Beck has continued to play with Boka for twenty-six years now. He has also been teaching the Sellwood Marimba Band for four years. His schedule at Sellwood is teaching one class of math, and four elective classes of marimba – the latter, involving a total of 110 students.

"Marimba is becoming more popular because it is such a great vehicle for teaching kids. It is really good for kids at that age [middle school] on so many levels," smiles Beck. "It requires memorizing, using motor skills, and using different parts of the brain. It's physical, and it is based on rhythm and patterns.

"Learning marimba also brings kids together really quickly. And for some kids, it's the point of success in their day. They may have struggles with math or other academic classes, but they have success in marimba, and that is really beneficial!"

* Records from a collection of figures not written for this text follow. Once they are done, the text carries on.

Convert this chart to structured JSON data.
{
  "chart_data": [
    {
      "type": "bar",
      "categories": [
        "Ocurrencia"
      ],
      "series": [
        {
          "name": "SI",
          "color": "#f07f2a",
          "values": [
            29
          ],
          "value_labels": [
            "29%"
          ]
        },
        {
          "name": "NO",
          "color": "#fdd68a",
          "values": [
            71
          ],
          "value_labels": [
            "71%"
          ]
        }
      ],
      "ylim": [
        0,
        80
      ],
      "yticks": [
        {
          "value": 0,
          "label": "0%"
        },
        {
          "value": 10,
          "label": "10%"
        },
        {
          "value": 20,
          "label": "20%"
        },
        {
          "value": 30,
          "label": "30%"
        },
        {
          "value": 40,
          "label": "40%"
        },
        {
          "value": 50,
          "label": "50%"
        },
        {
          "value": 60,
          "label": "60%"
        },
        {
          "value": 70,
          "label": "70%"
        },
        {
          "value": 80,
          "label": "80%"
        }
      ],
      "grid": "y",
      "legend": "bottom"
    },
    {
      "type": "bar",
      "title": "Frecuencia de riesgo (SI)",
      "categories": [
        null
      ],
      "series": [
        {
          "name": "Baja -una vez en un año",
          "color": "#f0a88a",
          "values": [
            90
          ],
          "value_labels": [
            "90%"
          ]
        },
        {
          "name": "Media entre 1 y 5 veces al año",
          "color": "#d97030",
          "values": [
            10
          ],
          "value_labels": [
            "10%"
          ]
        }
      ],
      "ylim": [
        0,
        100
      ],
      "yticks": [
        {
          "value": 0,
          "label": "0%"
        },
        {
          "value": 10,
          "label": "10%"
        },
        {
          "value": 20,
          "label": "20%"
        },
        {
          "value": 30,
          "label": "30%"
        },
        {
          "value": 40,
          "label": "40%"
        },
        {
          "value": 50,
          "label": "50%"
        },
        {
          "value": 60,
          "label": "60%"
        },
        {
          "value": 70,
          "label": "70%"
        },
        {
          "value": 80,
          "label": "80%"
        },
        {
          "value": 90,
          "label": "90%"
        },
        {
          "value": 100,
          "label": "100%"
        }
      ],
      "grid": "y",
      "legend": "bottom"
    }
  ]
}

The 26 Sellwood Middle School marimbas were all made locally, with several actually made by a former student. The keys are made of padauk, an African wood. They are mounted on a frame, and held together with cords. Every summer, Beck takes a group of about twenty students to "ZimFest" – a Zimbabwean Music Festival, hosted by various colleges in Oregon – where they learn and play marimbas while living in dorms. This year, August 9-12 they will be at Western Oregon State University in Monmouth, southwest of Salem.

On Wednesday, May 9th, at 7 p.m., the Sellwood Middle School Marimba Band will play a one hour and fifteen minute Spring Concert – free, and open to the public, at the school, 8300 S.E. 15th Avenue, two blocks south of Tacoma Street.

If you're among the few who haven't yet heard them in person and would like a preview, search online for: "Sellwood Marimba Band - Zomba - Westmoreland Park 5K Performance". And then plan on attending the free concert.